La anexión a México costó Chiapas y Tabasco, después cedieron Honduras Británica a los ingleses por una carretera que nunca construyeron y -de ser poco- los guanacos nos quitaron Sonsonate. El marqués de Aycinena se quejaba en el Toro Amarillo de la deslealtad salvadoreña y en su respuesta contra el editor del “Centroamericano” se describía a sí mismo: “no soy teólogo, y lo digo con sentimiento, porque esta profesión me haría mucho honor en esta tierra de bendición, donde la moral y pureza del culto cristiano merecen un respeto tan grande, como no se lo ha imaginado el que por afectar un espíritu filosófico que no tiene, habla con desprecio de lo que no entiende”.  Esto opinaba en tierra masónico-protestante el orondo obispo in partibus de Trajanópolis que entregó la educación guatemalteca a la iglesia católica en el concordato de 1853; incoherente ante litteram de epígonos pacotilleros que ahora son definidos como miwatecos

Sembraron lluvias que germinaron las tormentas de ahora; ultraconservadores disfrazados de liberales contra ultraconservadores llegados antes, disputándose el monopolio de añil y café. La única ventaja comparativa para ambos fue la mano de obra gratis. 
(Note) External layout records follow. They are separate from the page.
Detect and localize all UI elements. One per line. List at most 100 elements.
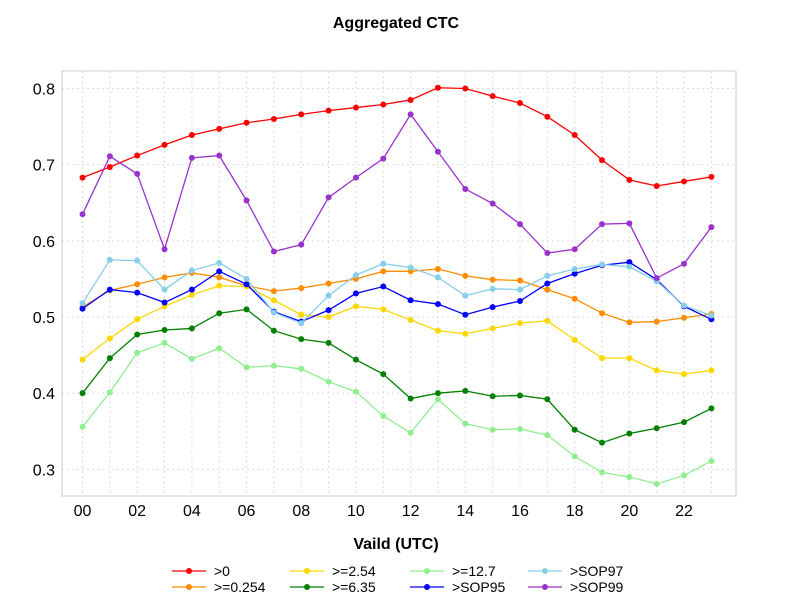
- data-point: [489, 426, 496, 433]
- x-tick-label: 04: [183, 503, 201, 520]
- data-point: [270, 115, 277, 122]
- data-point: [434, 390, 441, 397]
- data-point: [681, 371, 688, 378]
- legend-item: >SOP99: [528, 579, 624, 595]
- x-tick-label: 12: [402, 503, 420, 520]
- data-point: [571, 246, 578, 253]
- data-point: [188, 267, 195, 274]
- x-tick-label: 22: [675, 503, 693, 520]
- legend-label: >=6.35: [332, 579, 376, 595]
- data-point: [380, 413, 387, 420]
- data-point: [516, 392, 523, 399]
- legend-marker: [186, 568, 192, 574]
- data-point: [325, 307, 332, 314]
- data-point: [708, 312, 715, 319]
- data-point: [352, 174, 359, 181]
- x-tick-label: 20: [620, 503, 638, 520]
- data-point: [626, 259, 633, 266]
- data-point: [380, 101, 387, 108]
- legend-marker: [186, 584, 192, 590]
- legend-item: >=0.254: [172, 579, 266, 595]
- legend-label: >=12.7: [452, 563, 496, 579]
- data-point: [626, 430, 633, 437]
- data-point: [708, 173, 715, 180]
- legend-item: >=12.7: [410, 563, 496, 579]
- y-tick-label: 0.5: [33, 310, 55, 327]
- data-point: [161, 274, 168, 281]
- data-point: [489, 325, 496, 332]
- legend-item: >SOP97: [528, 563, 624, 579]
- data-point: [352, 303, 359, 310]
- series->SOP99: [79, 111, 715, 282]
- data-point: [216, 282, 223, 289]
- y-tick-label: 0.8: [33, 82, 55, 99]
- legend-marker: [542, 568, 548, 574]
- data-point: [599, 157, 606, 164]
- data-point: [626, 220, 633, 227]
- data-point: [708, 405, 715, 412]
- data-point: [106, 389, 113, 396]
- data-point: [544, 113, 551, 120]
- data-point: [434, 148, 441, 155]
- data-point: [161, 286, 168, 293]
- x-axis-label: Vaild (UTC): [353, 536, 438, 553]
- data-point: [380, 371, 387, 378]
- y-tick-label: 0.6: [33, 234, 55, 251]
- data-point: [462, 186, 469, 193]
- x-tick-label: 14: [456, 503, 474, 520]
- x-ticks: 00 02 04 06 08 10 12 14 16 18 20 22: [74, 503, 693, 520]
- data-point: [544, 317, 551, 324]
- legend-label: >SOP97: [570, 563, 624, 579]
- data-point: [653, 367, 660, 374]
- data-point: [270, 248, 277, 255]
- data-point: [544, 250, 551, 257]
- data-point: [270, 362, 277, 369]
- y-ticks: 0.3 0.4 0.5 0.6 0.7 0.8: [33, 82, 55, 480]
- data-point: [188, 154, 195, 161]
- data-point: [407, 111, 414, 118]
- legend-marker: [424, 584, 430, 590]
- data-point: [434, 396, 441, 403]
- legend-label: >0: [214, 563, 230, 579]
- data-point: [626, 319, 633, 326]
- data-point: [243, 364, 250, 371]
- data-point: [106, 335, 113, 342]
- data-point: [298, 111, 305, 118]
- data-point: [298, 336, 305, 343]
- data-point: [434, 327, 441, 334]
- data-point: [407, 96, 414, 103]
- data-point: [516, 99, 523, 106]
- x-tick-label: 00: [74, 503, 92, 520]
- data-point: [270, 297, 277, 304]
- data-point: [243, 275, 250, 282]
- data-point: [352, 388, 359, 395]
- data-point: [516, 425, 523, 432]
- data-point: [79, 300, 86, 307]
- data-point: [134, 316, 141, 323]
- data-point: [270, 288, 277, 295]
- data-point: [599, 355, 606, 362]
- legend-marker: [542, 584, 548, 590]
- data-point: [325, 194, 332, 201]
- x-tick-label: 10: [347, 503, 365, 520]
- data-point: [571, 131, 578, 138]
- data-point: [462, 330, 469, 337]
- data-point: [79, 423, 86, 430]
- data-point: [325, 107, 332, 114]
- data-point: [243, 281, 250, 288]
- series-line: [81, 342, 712, 485]
- y-tick-label: 0.7: [33, 158, 55, 175]
- data-point: [325, 339, 332, 346]
- data-point: [653, 425, 660, 432]
- data-point: [325, 280, 332, 287]
- legend-label: >=0.254: [214, 579, 266, 595]
- legend-item: >=6.35: [290, 579, 376, 595]
- data-point: [434, 274, 441, 281]
- data-point: [407, 395, 414, 402]
- data-point: [516, 320, 523, 327]
- data-point: [325, 314, 332, 321]
- data-point: [188, 286, 195, 293]
- data-point: [708, 367, 715, 374]
- data-point: [188, 325, 195, 332]
- data-point: [79, 211, 86, 218]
Racarrarraca le decían al monigote cachureco y Barrios era fantoche de García Granados; posteriormente Estrada Cabrera empezaba los bussiness con la United al cobrarles tasas ridículas en tierras subvaluadas. En los tiempos de la Gran Depresión, el“liberal” Ubico se resistía al siglo XX; por cierto, hace poco un supuesto profesor de economía -más anacrónico que un Betamax en Silicon Valley- encomió la austeridad ubiquista. Únicamente donde la competencia académica es precaria se puede cometer tales ligerezas.

Guatemala entra al nuevo siglo con la revolución del 44; el país tuvo la mala pata de los Dulles en los Estados Unidos y se trunca el cambio que hubiese podido hacer la diferencia.

El establishment utilizó al ejército para la perpetuación de un modelo inviable basado en el proteccionismo y privilegios, fue el brazo para preservar a sangre y fuego el Crony capitalism chapín. Cuando termina la guerra fría, ya no son útiles, es entonces que empieza el financiamiento serio de políticos para continuar el statu quo.

Estadísticas que nos tienen en el sótano del desarrollo, desnutrición, racismo, corrupción galopante y una élite decimonónica que se enseñorea en la ciénaga: son magros saldos de estos 200 años. Cantar el himno en un supermercado quizá sea un adecuado corolario.